Well, code improvements are for hardcore developers to understand. I 
don't get the point you are trying to make.

>Distribution management. This has not even been tried. 
>
>  
>

Right. I actually question if this will work with Drupal and its current 
rather tight access to core cvs. if you want to make this access more 
open, you should discuss this and not your pet RCS.

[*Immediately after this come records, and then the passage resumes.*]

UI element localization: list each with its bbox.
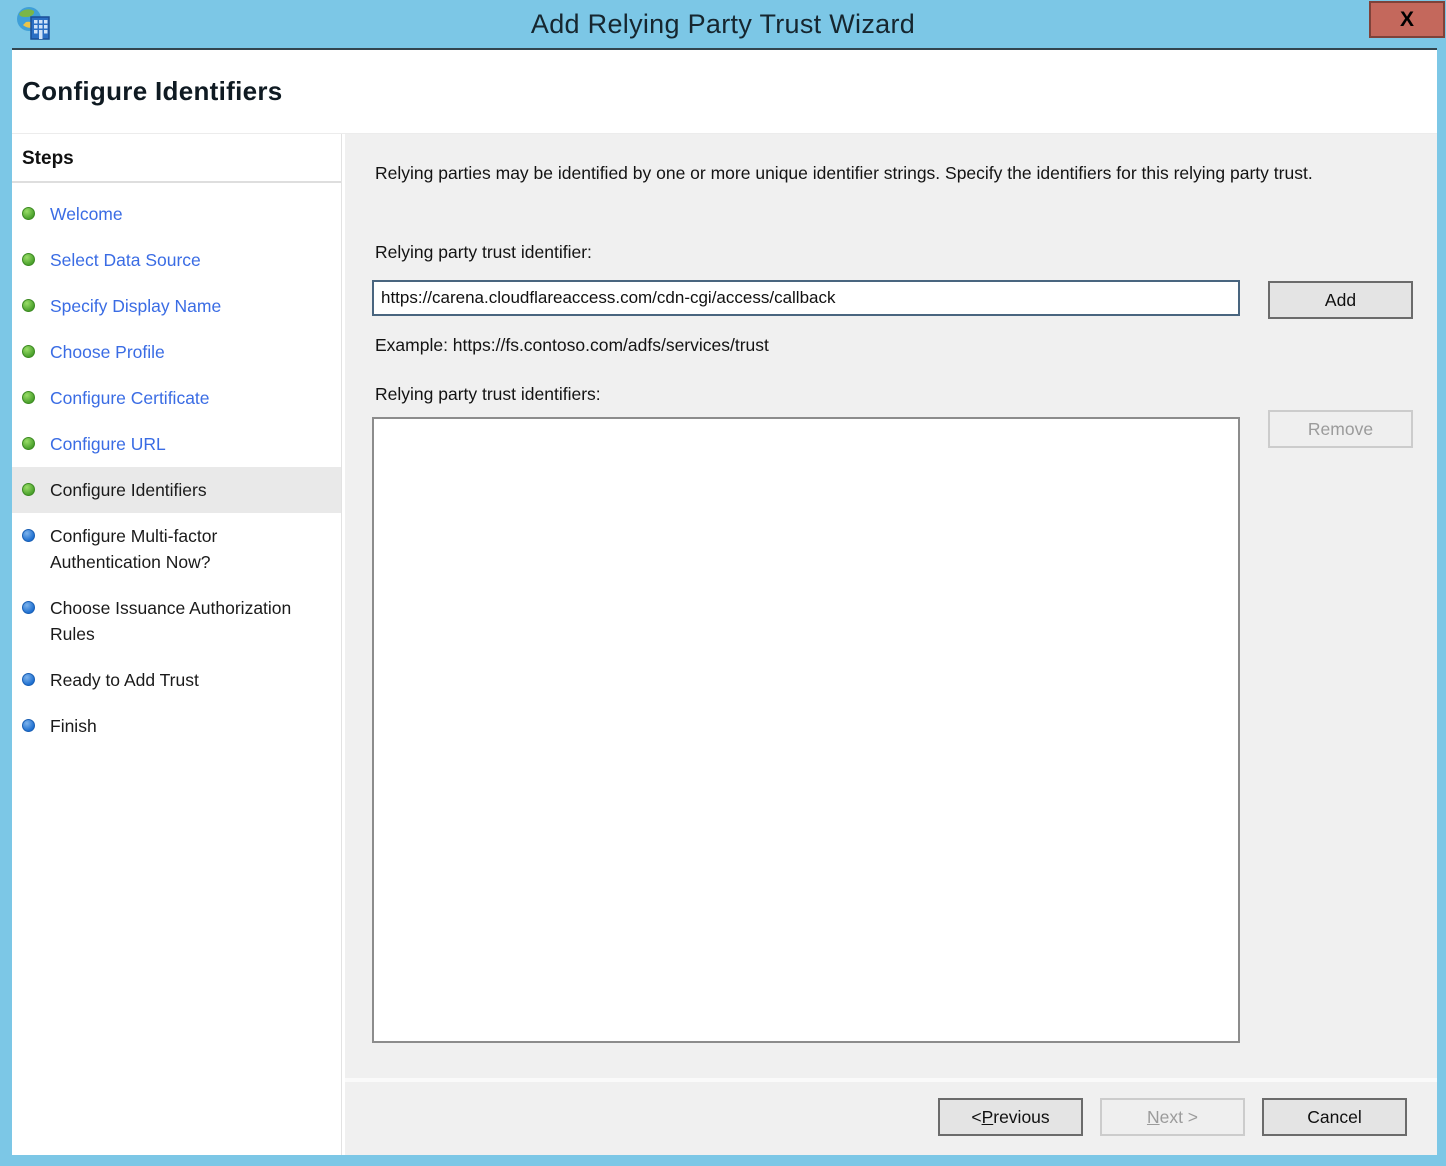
- relying-party-identifier-input[interactable]: [372, 280, 1240, 316]
- titlebar: Add Relying Party Trust Wizard X: [0, 0, 1446, 50]
- sidebar-item-choose-issuance-authorization-rules: Choose Issuance Authorization Rules: [12, 585, 341, 657]
- previous-button[interactable]: < Previous: [938, 1098, 1083, 1136]
- sidebar-item-label: Select Data Source: [50, 247, 201, 273]
- content-panel: Relying parties may be identified by one…: [345, 134, 1437, 1155]
- sidebar-item-configure-multi-factor-authentication-now: Configure Multi-factor Authentication No…: [12, 513, 341, 585]
- footer-bar: < Previous Next > Cancel: [345, 1078, 1437, 1155]
- sidebar-item-label: Configure URL: [50, 431, 166, 457]
- sidebar-item-label: Finish: [50, 713, 97, 739]
- window-border-left: [0, 48, 12, 1166]
- steps-heading: Steps: [12, 134, 341, 183]
- steps-sidebar: Steps Welcome Select Data Source Specify…: [12, 134, 342, 1155]
- cancel-button[interactable]: Cancel: [1262, 1098, 1407, 1136]
- previous-label-prefix: <: [971, 1107, 981, 1128]
- step-status-icon: [22, 719, 35, 732]
- step-status-icon: [22, 601, 35, 614]
- sidebar-item-finish: Finish: [12, 703, 341, 749]
- sidebar-item-label: Configure Identifiers: [50, 477, 207, 503]
- sidebar-item-specify-display-name[interactable]: Specify Display Name: [12, 283, 341, 329]
- wizard-window: Add Relying Party Trust Wizard X Configu…: [0, 0, 1446, 1166]
- next-label-rest: ext >: [1160, 1107, 1198, 1128]
- previous-label-mnemonic: P: [982, 1107, 994, 1128]
- close-button[interactable]: X: [1369, 1, 1445, 38]
- window-title: Add Relying Party Trust Wizard: [531, 9, 915, 40]
- identifier-field-label: Relying party trust identifier:: [375, 242, 592, 263]
- identifiers-list-label: Relying party trust identifiers:: [375, 384, 601, 405]
- window-border-bottom: [0, 1155, 1446, 1166]
- step-status-icon: [22, 529, 35, 542]
- sidebar-item-label: Configure Certificate: [50, 385, 210, 411]
- step-status-icon: [22, 391, 35, 404]
- page-header: Configure Identifiers: [12, 50, 1437, 134]
- sidebar-item-label: Ready to Add Trust: [50, 667, 199, 693]
- example-text: Example: https://fs.contoso.com/adfs/ser…: [375, 335, 769, 356]
- sidebar-item-label: Specify Display Name: [50, 293, 221, 319]
- step-status-icon: [22, 207, 35, 220]
- sidebar-item-choose-profile[interactable]: Choose Profile: [12, 329, 341, 375]
- step-status-icon: [22, 483, 35, 496]
- previous-label-rest: revious: [993, 1107, 1049, 1128]
- page-title: Configure Identifiers: [12, 76, 283, 107]
- next-button[interactable]: Next >: [1100, 1098, 1245, 1136]
- step-status-icon: [22, 673, 35, 686]
- sidebar-item-select-data-source[interactable]: Select Data Source: [12, 237, 341, 283]
- sidebar-item-configure-certificate[interactable]: Configure Certificate: [12, 375, 341, 421]
- sidebar-item-welcome[interactable]: Welcome: [12, 191, 341, 237]
- step-status-icon: [22, 299, 35, 312]
- window-border-right: [1437, 48, 1446, 1166]
- sidebar-item-label: Choose Profile: [50, 339, 165, 365]
- sidebar-item-label: Configure Multi-factor Authentication No…: [50, 523, 325, 575]
- identifiers-listbox[interactable]: [372, 417, 1240, 1043]
- steps-list: Welcome Select Data Source Specify Displ…: [12, 183, 341, 749]
- sidebar-item-ready-to-add-trust: Ready to Add Trust: [12, 657, 341, 703]
- add-button[interactable]: Add: [1268, 281, 1413, 319]
- sidebar-item-configure-url[interactable]: Configure URL: [12, 421, 341, 467]
- sidebar-item-label: Choose Issuance Authorization Rules: [50, 595, 325, 647]
- sidebar-item-label: Welcome: [50, 201, 123, 227]
- step-status-icon: [22, 345, 35, 358]
- adfs-wizard-icon: [14, 5, 54, 45]
- description-text: Relying parties may be identified by one…: [375, 160, 1405, 187]
- next-label-mnemonic: N: [1147, 1107, 1160, 1128]
- sidebar-item-configure-identifiers: Configure Identifiers: [12, 467, 341, 513]
- step-status-icon: [22, 437, 35, 450]
- remove-button[interactable]: Remove: [1268, 410, 1413, 448]
- step-status-icon: [22, 253, 35, 266]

>>4. What kinds of "Wouldn't it be cool if..?" scenarios could we think of
>>that would help ease development?
>>    
>>
>
>Manage distributions and "flavours" of Drupal. 
>Make a patch, then let it do its own pimping (instead of me going around IRC, 
>jabber, mail, bumping issues etc). 
>  
>

hä?

>Make it possible to let a patch linger in a queue for a while, yet it can 
>still be applied.
>  
>

See above, if there are changes in core, any RCS will have to merge it 
and might fail.

>Allow me to branch off (core) modules to work on that for
> * my own projects (yet someone might be interested in that work too)
> * improvement of a core project. Patches alone are unfit for large changes
> * Distributions. They might want slightly modified version of stuff. Or 
>additional files
>
>  
>

This can all be done with CVS, IIRC.
Making such erroneous claims won't really increase your chance to get 
any change through.

The improvements I'd be interested in is:

- web frontend for uploading new versions for translators and theme 
designers (if they wish to use it)
- being able to lock out other people from my projects or rather allow 
specific peopel write access to my projects.
- automatic testing of applicability of mailed/uploaded patches.
- also working offline and making patches against the main repository.

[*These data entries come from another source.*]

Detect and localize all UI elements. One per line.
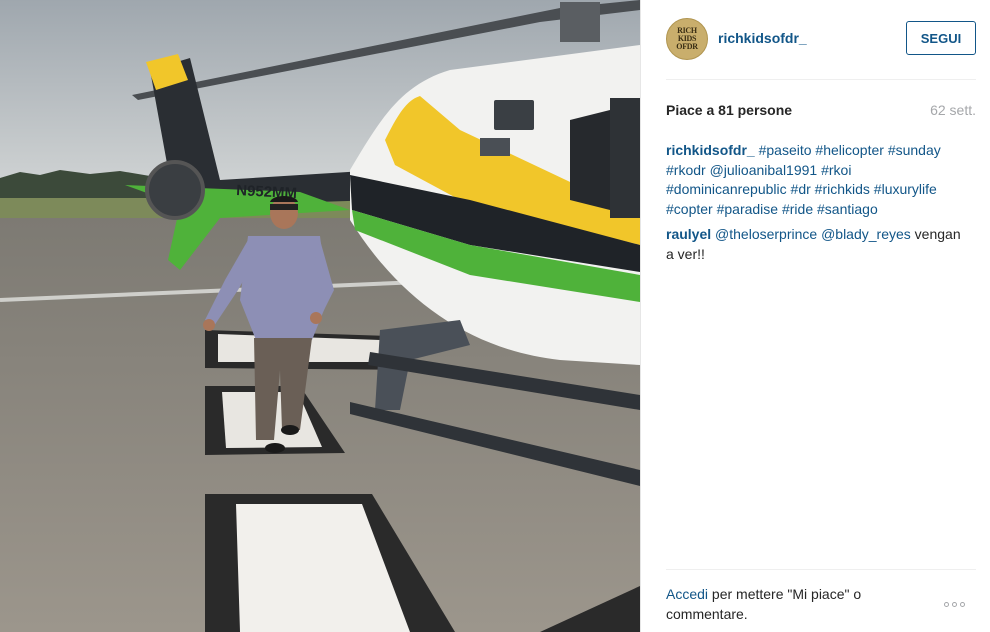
hashtag-link[interactable]: #dominicanrepublic [666, 181, 787, 197]
comment-author-link[interactable]: raulyel [666, 226, 711, 242]
caption: richkidsofdr_ #paseito #helicopter #sund… [666, 141, 966, 219]
post-sidebar: RICH KIDS OFDR richkidsofdr_ SEGUI Piace… [640, 0, 990, 632]
follow-button[interactable]: SEGUI [906, 21, 976, 55]
likes-count: Piace a 81 persone [666, 102, 793, 118]
helicopter-photo: N952MM [0, 0, 640, 632]
mention-link[interactable]: @blady_reyes [821, 226, 911, 242]
post-age[interactable]: 62 sett. [930, 102, 976, 118]
hashtag-link[interactable]: #ride [782, 201, 813, 217]
likes-row: Piace a 81 persone 62 sett. [666, 102, 976, 120]
hashtag-link[interactable]: #rkodr [666, 162, 706, 178]
hashtag-link[interactable]: #luxurylife [874, 181, 937, 197]
comments-list: richkidsofdr_ #paseito #helicopter #sund… [666, 141, 966, 270]
dot-icon [951, 601, 957, 607]
divider [666, 569, 976, 570]
hashtag-link[interactable]: #paseito [759, 142, 812, 158]
hashtag-link[interactable]: #helicopter [815, 142, 884, 158]
username-link[interactable]: richkidsofdr_ [718, 30, 807, 46]
login-prompt: Accedi per mettere "Mi piace" o commenta… [666, 585, 926, 624]
hashtag-link[interactable]: #paradise [717, 201, 779, 217]
more-options-icon[interactable] [940, 598, 968, 610]
hashtag-link[interactable]: #rkoi [821, 162, 851, 178]
dot-icon [959, 601, 965, 607]
hashtag-link[interactable]: #copter [666, 201, 713, 217]
hashtag-link[interactable]: #richkids [815, 181, 870, 197]
hashtag-link[interactable]: #santiago [817, 201, 878, 217]
login-link[interactable]: Accedi [666, 586, 708, 602]
dot-icon [943, 601, 949, 607]
mention-link[interactable]: @julioanibal1991 [710, 162, 818, 178]
hashtag-link[interactable]: #sunday [888, 142, 941, 158]
caption-author-link[interactable]: richkidsofdr_ [666, 142, 755, 158]
tree-line [0, 170, 150, 200]
hashtag-link[interactable]: #dr [791, 181, 811, 197]
mention-link[interactable]: @theloserprince [715, 226, 817, 242]
avatar-text-line: OFDR [676, 42, 698, 51]
avatar[interactable]: RICH KIDS OFDR [666, 18, 708, 60]
comment: raulyel @theloserprince @blady_reyes ven… [666, 225, 966, 264]
divider [666, 79, 976, 80]
post-photo[interactable]: N952MM [0, 0, 640, 632]
post-header: RICH KIDS OFDR richkidsofdr_ SEGUI [666, 16, 976, 60]
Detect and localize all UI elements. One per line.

Those are some of the things that would _really_ help Drupal development 
because those refer to things we do all day. The forms API thing 
happened once in over four years and I don't see any such large changes 
coming up soon again (and it could have been done with CVS too).

So please: People who want us to change away from CVS to anywhere should 
provide _real_, _relevant_ use cases and advantages and not FUD.